Interesses econômicos
Segundo o magistrado, as consequências econômicas da vedação à
Vaquejada foram especialmente lamentadas pelos defensores da prática. No
entanto, afirmou: “Um aspecto que deve ser ressaltado é que o interesse
econômico não prevalece sobre o ordenamento jurídico, por mais poderoso
que seja. Ao revés, o que denomina atualmente “direito ambiental”
constitui-se exatamente de um complexo de limitações jurídicas contra os
excessos do capitalismo e da ambição humana, posto que a ausência de
limites à ambição leva à depredação completa de todos os recursos
naturais, o que conduziria ao perecimento de todos – reitere-se o que
fora dito acima: a depredação da natureza atenta contra a Humanidade,
que precisa de um ambiente saudável para viver dignamente”.

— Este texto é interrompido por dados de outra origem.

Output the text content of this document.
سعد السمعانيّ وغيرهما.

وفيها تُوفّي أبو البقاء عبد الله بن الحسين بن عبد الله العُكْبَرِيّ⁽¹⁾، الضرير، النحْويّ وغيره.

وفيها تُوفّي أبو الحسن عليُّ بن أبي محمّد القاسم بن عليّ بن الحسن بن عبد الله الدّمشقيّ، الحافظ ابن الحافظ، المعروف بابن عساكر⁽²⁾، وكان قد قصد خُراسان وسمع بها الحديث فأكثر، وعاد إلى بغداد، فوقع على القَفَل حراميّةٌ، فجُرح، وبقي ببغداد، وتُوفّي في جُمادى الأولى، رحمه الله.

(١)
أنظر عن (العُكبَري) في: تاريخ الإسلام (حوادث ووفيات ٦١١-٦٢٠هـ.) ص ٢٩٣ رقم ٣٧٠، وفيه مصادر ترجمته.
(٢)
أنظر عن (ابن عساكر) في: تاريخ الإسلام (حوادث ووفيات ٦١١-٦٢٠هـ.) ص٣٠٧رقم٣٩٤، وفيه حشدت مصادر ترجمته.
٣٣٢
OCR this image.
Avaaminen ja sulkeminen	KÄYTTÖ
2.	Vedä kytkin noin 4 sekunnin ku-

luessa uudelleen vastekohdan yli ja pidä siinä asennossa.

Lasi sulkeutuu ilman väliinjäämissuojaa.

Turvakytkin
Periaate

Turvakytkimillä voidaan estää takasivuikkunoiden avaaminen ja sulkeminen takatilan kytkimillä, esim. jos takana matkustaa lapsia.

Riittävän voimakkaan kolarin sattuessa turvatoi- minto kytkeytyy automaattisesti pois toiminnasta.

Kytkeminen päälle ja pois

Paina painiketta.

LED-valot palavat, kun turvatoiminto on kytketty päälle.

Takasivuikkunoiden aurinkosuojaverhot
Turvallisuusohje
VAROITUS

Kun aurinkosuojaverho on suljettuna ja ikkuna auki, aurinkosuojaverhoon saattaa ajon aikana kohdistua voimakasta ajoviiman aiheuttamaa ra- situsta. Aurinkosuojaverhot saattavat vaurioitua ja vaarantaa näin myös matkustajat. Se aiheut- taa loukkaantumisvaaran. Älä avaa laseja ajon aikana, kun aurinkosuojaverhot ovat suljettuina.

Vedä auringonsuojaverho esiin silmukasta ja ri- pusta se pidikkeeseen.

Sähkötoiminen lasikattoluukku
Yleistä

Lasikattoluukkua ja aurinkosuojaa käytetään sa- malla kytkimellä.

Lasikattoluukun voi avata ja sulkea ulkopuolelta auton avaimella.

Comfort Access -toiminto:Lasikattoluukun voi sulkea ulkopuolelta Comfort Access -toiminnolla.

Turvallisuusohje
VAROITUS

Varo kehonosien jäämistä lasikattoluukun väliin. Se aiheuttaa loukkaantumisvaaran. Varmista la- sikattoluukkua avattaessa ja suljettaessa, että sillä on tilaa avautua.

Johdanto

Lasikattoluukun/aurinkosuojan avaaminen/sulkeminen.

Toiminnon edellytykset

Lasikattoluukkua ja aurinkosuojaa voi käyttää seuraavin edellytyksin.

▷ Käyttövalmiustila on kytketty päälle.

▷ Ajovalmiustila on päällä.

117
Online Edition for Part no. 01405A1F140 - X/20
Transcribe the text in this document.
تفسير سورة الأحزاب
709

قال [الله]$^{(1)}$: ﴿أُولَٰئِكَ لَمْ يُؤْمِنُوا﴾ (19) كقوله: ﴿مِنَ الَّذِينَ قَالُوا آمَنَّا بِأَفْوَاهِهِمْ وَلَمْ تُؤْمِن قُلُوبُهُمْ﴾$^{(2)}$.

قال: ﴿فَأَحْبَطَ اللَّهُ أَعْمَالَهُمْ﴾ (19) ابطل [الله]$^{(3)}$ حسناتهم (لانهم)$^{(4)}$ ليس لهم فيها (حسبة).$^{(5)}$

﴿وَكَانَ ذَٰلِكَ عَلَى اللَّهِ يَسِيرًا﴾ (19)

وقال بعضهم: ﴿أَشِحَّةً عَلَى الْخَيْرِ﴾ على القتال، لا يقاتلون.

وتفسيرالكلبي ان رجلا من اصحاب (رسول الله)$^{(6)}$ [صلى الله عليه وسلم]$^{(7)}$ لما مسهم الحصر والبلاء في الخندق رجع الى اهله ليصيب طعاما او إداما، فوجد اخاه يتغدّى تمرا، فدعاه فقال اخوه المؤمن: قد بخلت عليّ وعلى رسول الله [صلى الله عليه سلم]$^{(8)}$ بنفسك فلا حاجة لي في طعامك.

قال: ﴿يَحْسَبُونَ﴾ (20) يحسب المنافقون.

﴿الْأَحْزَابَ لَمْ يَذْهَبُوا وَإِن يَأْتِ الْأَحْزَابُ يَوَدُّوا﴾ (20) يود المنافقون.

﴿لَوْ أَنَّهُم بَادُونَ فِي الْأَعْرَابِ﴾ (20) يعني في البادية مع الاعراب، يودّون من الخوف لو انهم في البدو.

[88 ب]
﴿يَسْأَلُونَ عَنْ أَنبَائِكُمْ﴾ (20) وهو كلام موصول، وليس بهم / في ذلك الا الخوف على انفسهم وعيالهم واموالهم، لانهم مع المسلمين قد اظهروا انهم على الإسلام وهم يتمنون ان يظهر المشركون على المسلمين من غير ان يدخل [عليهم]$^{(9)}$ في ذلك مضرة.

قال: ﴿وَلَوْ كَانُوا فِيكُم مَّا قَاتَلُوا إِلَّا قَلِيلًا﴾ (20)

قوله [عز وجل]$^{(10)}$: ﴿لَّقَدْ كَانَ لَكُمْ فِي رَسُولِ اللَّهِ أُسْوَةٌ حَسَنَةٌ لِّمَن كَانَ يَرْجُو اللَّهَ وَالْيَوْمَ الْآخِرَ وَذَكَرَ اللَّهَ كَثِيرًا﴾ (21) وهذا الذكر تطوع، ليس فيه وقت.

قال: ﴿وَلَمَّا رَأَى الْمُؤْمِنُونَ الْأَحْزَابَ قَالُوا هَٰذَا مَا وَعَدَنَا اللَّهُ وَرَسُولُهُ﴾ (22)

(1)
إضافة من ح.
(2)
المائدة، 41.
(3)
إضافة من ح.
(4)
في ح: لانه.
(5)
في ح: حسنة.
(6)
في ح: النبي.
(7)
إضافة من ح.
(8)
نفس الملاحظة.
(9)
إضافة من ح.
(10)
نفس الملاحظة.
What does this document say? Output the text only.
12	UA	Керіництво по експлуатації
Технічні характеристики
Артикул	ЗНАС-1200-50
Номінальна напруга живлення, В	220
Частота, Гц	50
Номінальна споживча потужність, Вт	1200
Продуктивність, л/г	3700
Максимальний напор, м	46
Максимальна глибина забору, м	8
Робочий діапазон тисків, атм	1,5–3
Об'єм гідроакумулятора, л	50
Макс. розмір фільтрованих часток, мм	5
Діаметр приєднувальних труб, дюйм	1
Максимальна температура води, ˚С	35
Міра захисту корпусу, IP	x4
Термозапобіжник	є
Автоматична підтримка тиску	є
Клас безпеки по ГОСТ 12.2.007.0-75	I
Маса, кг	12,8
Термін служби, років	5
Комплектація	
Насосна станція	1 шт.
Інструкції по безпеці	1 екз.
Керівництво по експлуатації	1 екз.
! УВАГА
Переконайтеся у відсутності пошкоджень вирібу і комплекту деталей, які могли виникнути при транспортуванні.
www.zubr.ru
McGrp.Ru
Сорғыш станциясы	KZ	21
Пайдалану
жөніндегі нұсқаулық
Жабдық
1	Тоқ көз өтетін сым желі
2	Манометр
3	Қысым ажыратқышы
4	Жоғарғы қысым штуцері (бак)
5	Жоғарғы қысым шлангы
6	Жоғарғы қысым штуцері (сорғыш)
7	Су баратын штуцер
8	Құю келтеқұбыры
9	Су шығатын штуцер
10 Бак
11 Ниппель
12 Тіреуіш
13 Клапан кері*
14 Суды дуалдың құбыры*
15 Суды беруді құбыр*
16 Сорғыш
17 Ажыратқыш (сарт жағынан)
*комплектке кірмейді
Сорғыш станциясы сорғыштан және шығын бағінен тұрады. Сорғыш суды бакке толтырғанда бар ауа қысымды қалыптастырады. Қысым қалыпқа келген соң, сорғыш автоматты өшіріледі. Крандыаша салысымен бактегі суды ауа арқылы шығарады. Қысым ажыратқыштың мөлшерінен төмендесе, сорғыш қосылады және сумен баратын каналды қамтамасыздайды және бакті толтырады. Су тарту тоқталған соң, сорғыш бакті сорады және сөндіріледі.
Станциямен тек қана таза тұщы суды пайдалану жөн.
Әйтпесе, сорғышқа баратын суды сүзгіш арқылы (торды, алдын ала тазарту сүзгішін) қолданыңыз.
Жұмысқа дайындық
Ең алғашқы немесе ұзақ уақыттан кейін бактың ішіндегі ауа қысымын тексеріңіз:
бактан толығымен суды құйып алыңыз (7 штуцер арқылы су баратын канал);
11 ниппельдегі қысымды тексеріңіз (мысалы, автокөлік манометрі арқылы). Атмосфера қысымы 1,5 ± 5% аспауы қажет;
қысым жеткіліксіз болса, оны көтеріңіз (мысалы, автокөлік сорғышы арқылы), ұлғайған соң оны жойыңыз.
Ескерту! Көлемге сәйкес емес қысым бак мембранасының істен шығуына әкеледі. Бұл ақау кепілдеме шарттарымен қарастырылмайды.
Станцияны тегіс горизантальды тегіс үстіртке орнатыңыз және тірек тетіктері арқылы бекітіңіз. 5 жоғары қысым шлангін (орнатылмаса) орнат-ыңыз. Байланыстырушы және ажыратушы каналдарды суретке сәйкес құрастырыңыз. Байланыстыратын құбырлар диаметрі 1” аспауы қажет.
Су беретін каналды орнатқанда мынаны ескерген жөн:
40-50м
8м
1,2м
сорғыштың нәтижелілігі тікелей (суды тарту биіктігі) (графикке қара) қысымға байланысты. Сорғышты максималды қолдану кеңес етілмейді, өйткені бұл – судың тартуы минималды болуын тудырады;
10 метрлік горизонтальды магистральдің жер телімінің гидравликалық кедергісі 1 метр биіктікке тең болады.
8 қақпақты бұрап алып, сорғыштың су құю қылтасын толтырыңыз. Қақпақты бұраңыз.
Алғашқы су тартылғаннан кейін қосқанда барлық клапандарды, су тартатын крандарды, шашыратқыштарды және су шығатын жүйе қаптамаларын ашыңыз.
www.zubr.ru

De todo modo, acrescentou, “como realçado pelo parlamentar autor da
Lei Distrital, as vaquejadas abrigam uma miríade de atividades
econômicas, que podem perfeitamente ser preservadas, com a exclusão
apenas das provas cruéis com animais. Neste descortino, soa
perfeitamente compatível a manutenção da Vaquejada (cuja proibição não
fora requerida neste feito, salvo no que refere à utilização de
animais), para a manutenção de toda a atividade comercial e cultural
referida acima, preservando-se os animais das práticas cruéis a que são
submetidas numa dentre tantas atividades realizadas. Satisfaz-se, com
isso, a ambição pelo dinheiro, que é evidentemente o grande móvel dos
defensores do evento, respeitando-se a diretriz constitucional de
resguardo dos animais contra a crueldade humana”, concluiu.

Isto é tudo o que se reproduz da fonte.